Vor dem Hintergrund der aktuellen sozialen Herausforderungen etabliert sich das Institut für Soziale Arbeit als führender Akteur in der Forschung und der sozialen Intervention im Wallis. In diesem Institut, in dem die Forschungsaktivitäten der Hochschule und Höheren Fachschule für Soziale Arbeit koordiniert werden, werden die vielfältigen Aspekte dieser Disziplin in einer im ständigen Wandel befindlichen Welt erforscht. Marion Repetti, die Leiterin des Instituts, spricht über die wichtigsten Forschungsschwerpunkte und zentrale Themen wie soziale Inklusion und nachhaltige Entwicklung.

Welches sind die sozialen Schwerpunktthemen im Wallis und in der Schweiz?

Seit einigen Jahren wird Inklusion zu einem wichtigen Thema, vor allem in der Sozialarbeit. Eng damit verbunden sind Probleme wie Sexismus oder Diskriminierung aufgrund einer Behinderung und vieles mehr. In der Schweiz haben die Behörden zum Beispiel erkannt, dass Rassismus ein systemisches Problem ist.

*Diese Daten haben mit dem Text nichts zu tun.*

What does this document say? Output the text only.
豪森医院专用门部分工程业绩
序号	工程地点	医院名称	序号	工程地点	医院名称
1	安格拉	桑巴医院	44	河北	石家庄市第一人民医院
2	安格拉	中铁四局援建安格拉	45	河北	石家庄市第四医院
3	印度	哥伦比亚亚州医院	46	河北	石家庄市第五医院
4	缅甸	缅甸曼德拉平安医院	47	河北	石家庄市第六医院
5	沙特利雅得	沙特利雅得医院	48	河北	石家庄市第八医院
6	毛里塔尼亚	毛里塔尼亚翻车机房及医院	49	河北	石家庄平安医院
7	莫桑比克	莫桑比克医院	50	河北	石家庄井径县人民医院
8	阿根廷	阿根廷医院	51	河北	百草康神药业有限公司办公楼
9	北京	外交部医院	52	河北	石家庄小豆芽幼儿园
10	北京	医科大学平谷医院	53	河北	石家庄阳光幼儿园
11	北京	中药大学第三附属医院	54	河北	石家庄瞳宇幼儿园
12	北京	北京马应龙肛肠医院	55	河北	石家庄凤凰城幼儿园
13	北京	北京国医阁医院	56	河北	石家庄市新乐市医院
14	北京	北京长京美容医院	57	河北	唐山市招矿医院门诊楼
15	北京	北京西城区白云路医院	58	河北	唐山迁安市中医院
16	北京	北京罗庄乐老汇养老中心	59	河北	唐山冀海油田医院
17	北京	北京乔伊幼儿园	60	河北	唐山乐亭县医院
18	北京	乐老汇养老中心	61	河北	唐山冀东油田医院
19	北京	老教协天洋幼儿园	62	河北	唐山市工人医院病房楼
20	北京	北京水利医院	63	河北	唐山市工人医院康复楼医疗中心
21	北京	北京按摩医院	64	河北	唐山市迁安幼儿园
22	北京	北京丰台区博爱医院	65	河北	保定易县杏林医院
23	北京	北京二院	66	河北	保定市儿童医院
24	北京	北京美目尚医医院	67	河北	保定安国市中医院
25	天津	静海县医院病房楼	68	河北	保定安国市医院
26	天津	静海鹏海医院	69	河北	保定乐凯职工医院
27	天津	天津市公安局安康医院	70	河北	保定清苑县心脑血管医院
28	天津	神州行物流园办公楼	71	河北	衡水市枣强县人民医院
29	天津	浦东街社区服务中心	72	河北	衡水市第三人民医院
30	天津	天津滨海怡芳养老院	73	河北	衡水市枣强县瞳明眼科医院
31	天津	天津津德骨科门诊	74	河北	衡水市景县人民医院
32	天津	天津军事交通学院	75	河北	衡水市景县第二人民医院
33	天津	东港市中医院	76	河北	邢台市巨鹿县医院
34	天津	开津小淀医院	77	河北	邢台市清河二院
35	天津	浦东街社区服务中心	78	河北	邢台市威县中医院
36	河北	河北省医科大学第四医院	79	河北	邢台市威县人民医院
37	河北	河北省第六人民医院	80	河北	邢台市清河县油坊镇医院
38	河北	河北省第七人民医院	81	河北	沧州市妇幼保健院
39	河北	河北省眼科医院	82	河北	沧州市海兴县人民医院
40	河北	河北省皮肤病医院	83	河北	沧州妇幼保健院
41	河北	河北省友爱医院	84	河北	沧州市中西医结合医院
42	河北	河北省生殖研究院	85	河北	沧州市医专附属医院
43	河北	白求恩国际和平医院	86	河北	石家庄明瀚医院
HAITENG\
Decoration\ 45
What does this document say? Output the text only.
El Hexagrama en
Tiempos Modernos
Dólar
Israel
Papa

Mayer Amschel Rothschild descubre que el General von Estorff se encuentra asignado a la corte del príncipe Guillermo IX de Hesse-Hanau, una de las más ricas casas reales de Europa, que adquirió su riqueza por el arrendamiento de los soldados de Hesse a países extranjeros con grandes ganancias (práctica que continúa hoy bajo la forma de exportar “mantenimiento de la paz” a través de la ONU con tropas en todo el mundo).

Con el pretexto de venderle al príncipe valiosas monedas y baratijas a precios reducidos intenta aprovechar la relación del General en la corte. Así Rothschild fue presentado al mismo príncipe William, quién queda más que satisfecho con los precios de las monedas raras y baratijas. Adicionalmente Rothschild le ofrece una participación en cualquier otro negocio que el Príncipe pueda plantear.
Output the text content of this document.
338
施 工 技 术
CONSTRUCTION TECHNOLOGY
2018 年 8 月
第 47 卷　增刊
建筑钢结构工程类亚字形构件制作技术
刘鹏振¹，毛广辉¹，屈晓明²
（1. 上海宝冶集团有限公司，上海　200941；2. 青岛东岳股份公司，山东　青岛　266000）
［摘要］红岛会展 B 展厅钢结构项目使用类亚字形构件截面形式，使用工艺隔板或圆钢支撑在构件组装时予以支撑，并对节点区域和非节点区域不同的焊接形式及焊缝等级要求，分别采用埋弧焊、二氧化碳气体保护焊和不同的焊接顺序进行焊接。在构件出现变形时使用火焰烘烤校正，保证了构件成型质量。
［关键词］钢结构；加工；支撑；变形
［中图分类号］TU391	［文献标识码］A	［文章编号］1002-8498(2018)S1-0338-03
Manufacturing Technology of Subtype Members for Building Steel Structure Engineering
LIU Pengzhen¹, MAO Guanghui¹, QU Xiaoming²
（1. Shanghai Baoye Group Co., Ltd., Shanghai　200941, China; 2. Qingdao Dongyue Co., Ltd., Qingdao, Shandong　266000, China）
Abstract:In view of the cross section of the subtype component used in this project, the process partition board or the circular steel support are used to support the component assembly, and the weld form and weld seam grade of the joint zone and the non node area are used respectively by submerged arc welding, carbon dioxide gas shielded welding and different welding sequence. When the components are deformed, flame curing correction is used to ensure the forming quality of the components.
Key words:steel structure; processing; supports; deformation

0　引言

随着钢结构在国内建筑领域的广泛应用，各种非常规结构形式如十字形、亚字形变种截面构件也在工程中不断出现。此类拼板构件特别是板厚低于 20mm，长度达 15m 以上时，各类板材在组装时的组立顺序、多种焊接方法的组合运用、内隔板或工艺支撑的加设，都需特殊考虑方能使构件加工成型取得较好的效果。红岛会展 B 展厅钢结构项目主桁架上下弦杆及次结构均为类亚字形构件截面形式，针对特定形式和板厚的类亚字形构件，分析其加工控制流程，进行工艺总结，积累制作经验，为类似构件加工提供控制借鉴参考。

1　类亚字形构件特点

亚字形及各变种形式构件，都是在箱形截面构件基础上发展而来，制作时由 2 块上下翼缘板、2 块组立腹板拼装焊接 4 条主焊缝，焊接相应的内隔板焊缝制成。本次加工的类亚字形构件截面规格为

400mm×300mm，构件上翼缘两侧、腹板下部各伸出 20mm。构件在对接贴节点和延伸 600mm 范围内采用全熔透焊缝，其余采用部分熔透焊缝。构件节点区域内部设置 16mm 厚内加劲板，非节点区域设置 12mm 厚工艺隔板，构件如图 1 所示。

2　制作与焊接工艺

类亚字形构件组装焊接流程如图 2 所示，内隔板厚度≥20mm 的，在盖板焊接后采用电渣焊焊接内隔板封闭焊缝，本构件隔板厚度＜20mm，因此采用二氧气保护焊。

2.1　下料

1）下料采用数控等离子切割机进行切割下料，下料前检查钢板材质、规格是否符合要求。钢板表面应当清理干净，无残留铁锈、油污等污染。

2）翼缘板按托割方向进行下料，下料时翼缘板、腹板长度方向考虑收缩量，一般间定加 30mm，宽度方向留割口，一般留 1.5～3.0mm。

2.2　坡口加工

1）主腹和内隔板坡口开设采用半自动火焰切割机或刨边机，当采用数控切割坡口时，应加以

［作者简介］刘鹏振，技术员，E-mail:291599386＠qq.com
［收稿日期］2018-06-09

Durch eine umfassendere Definition des Inklusionsbegriffs sollte jeder Mensch einen Platz in unserer Gesellschaft finden können.  

Das zweite Thema, über das regelmässig diskutiert wird, ist nachhaltige Entwicklung. Wie geht die soziale Arbeit mit Umweltfragen um?

Wir untersuchen, welchen Einfluss die Umweltkrise auf die Gesellschaft hat und welche Unterstützung wir bei der Umsetzung der Nachhaltigkeitsziele der Vereinten Nationen leisten können. Soziale und ökologische Probleme sind eng miteinander verbunden, da die sozial schwächsten Bevölkerungsgruppen oft als erste von den Auswirkungen betroffen sind. 

Wir konnten uns mit diesen Fragen befassen, da die HES-SO Valais-Wallis bestrebt ist, die Interdisziplinarität zu fördern. Dies hat dazu geführt, dass diese Themen seit einigen Jahren von unseren Forschungsteams immer stärker in ihre Projekte integriert werden.  

Wie erklären Sie sich das starke Wachstum des Instituts für Soziale Arbeit in den vergangenen Jahren?

Diese positive Dynamik innerhalb der Forschungsteams ist unter anderem darauf zurückzuführen, dass sie bei zahlreichen Ausschreibungen zur Forschungsförderung erfolgreich waren. Dadurch können vermehrt Forschungsprojekte durchgeführt werden, die sich mit aktuellen sozialen Problematiken in unserem Kanton und darüber hinaus befassen. Diese Dynamik, die auf wissenschaftlichem Know-how, einer umfassenden Kenntnis der Sozialarbeit und auch einer Portion Kühnheit beruht, wird bestmöglich unterstützt und gefördert.

Ist dies nicht die Aufgabe des neuen Valreso-Projekts?

Unter anderem. Valreso, das Walliser Netzwerk für Sozialforschung und soziale Innovation, vereint Fachpersonen aus Forschung, Lehre, Politik und dem Walliser Sozialwesen. Das Ziel besteht darin, die Zusammenarbeit zu stärken und zu einem intensiveren Informationsaustausch beizutragen.  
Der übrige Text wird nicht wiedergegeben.